Sobre CLAs

El tema de las CLAs (Contributor License Agreement) está en boca de todos estos días debido a que es uno de las mayores pegas que se esgrimen a la adopción de upstart como sistema de inicio de Debian. Los defensores de upstart argumentan que no solo Canonical sino otras organizaciones usan CLAs, incluyendo la FSF.

Matthew Garrett ha escrito una entrada titulada Not all CLAs are equal, analizando el uso que hacen de las CLAs diferentes proyectos de software libre y empresas:

In contrast, Canonical ship software under the GPLv3 family of licenses (GPL, AGPL and LGPL) but require that contributors sign an agreement that permits Canonical to relicense their contributions under a proprietary license. This is a fundamentally different situation to almost all widely accepted CLAs, and it's disingenuous for Canonical to defend their CLA by pointing out the broad community uptake of, for instance, the Apache CLA.

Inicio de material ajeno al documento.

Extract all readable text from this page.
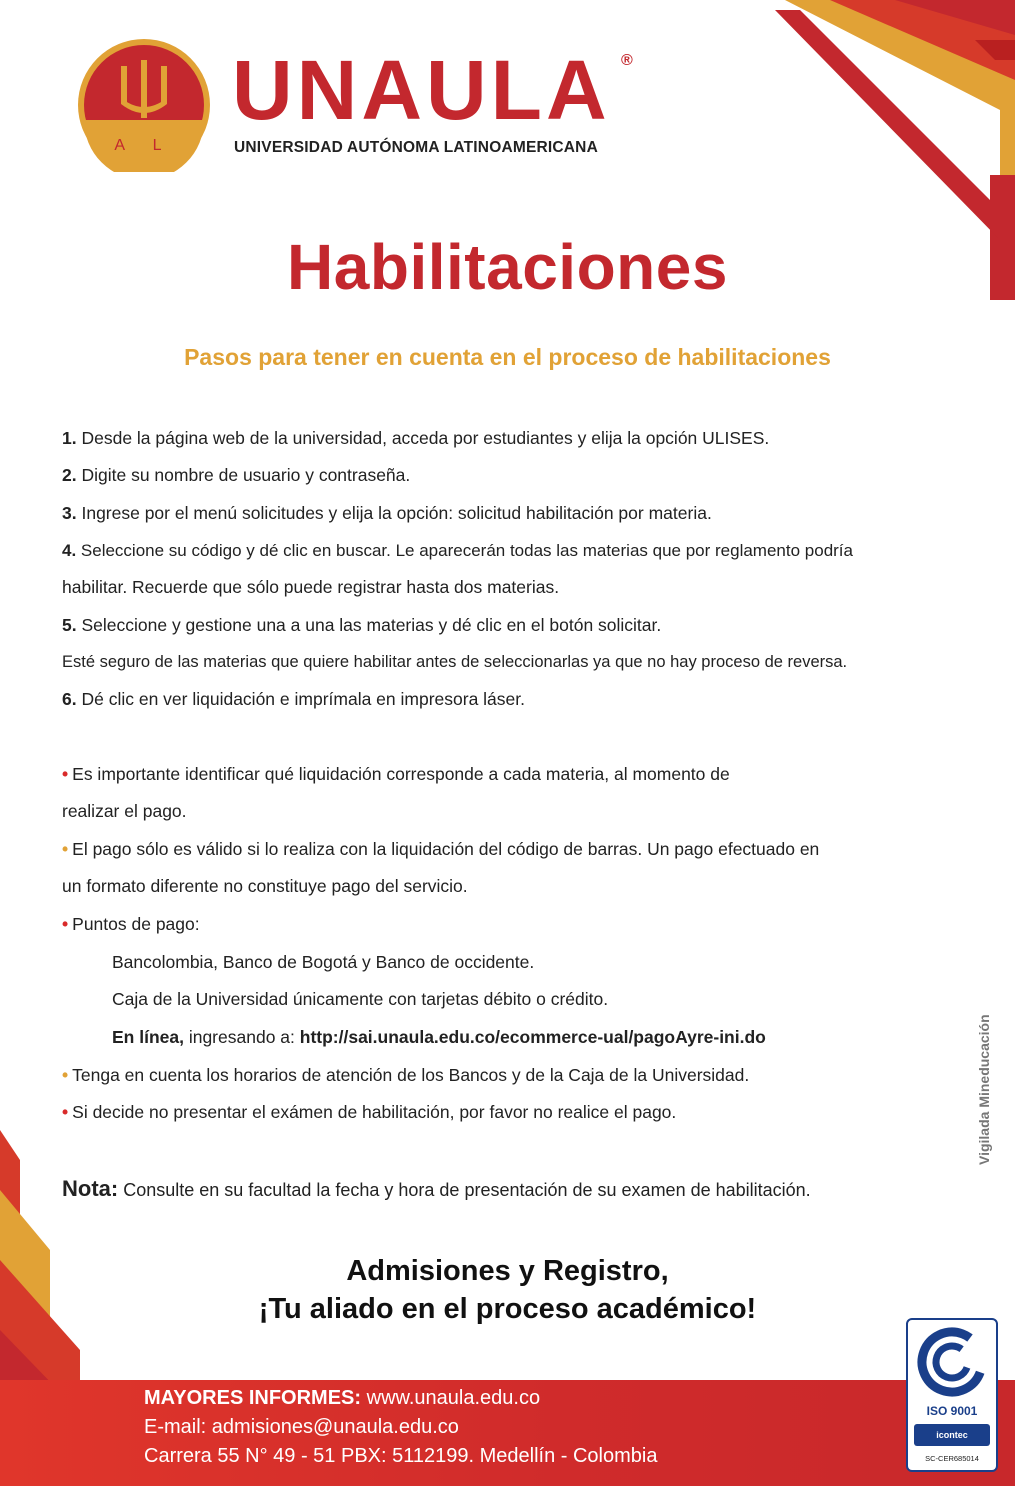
A L
UNAULA ®
UNIVERSIDAD AUTÓNOMA LATINOAMERICANA
Habilitaciones
Pasos para tener en cuenta en el proceso de habilitaciones
1. Desde la página web de la universidad, acceda por estudiantes y elija la opción ULISES.
2. Digite su nombre de usuario y contraseña.
3. Ingrese por el menú solicitudes y elija la opción: solicitud habilitación por materia.
4. Seleccione su código y dé clic en buscar. Le aparecerán todas las materias que por reglamento podría
habilitar. Recuerde que sólo puede registrar hasta dos materias.
5. Seleccione y gestione una a una las materias y dé clic en el botón solicitar.
Esté seguro de las materias que quiere habilitar antes de seleccionarlas ya que no hay proceso de reversa.
6. Dé clic en ver liquidación e imprímala en impresora láser.
• Es importante identificar qué liquidación corresponde a cada materia, al momento de
realizar el pago.
• El pago sólo es válido si lo realiza con la liquidación del código de barras. Un pago efectuado en
un formato diferente no constituye pago del servicio.
• Puntos de pago:
Bancolombia, Banco de Bogotá y Banco de occidente.
Caja de la Universidad únicamente con tarjetas débito o crédito.
En línea, ingresando a: http://sai.unaula.edu.co/ecommerce-ual/pagoAyre-ini.do
• Tenga en cuenta los horarios de atención de los Bancos y de la Caja de la Universidad.
• Si decide no presentar el exámen de habilitación, por favor no realice el pago.
Nota: Consulte en su facultad la fecha y hora de presentación de su examen de habilitación.
Admisiones y Registro,
¡Tu aliado en el proceso académico!
Vigilada Mineducación
MAYORES INFORMES: www.unaula.edu.co
E-mail: admisiones@unaula.edu.co
Carrera 55 N° 49 - 51 PBX: 5112199. Medellín - Colombia
ISO 9001
icontec
SC-CER685014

(También las puntualizaciones respecto a la situación de Qt en los comentarios son relevantes)

En cambio, Linus Torvalds parece que está en total desacuerdo:

“To be fair, people just like hating on Canonical. The FSF and Apache Foundation CLA’s are pretty much equally broken. And they may not be broken because of any relicencing, but because the copyright assignment paperwork ends up basically killing the community. Basically, with a CLA, you don’t get the kind of “long tail” that the kernel has of random drive-by patches. And since that’s how lots of people try the waters, any CLA at all – changing the license or not – is fundamentally broken.”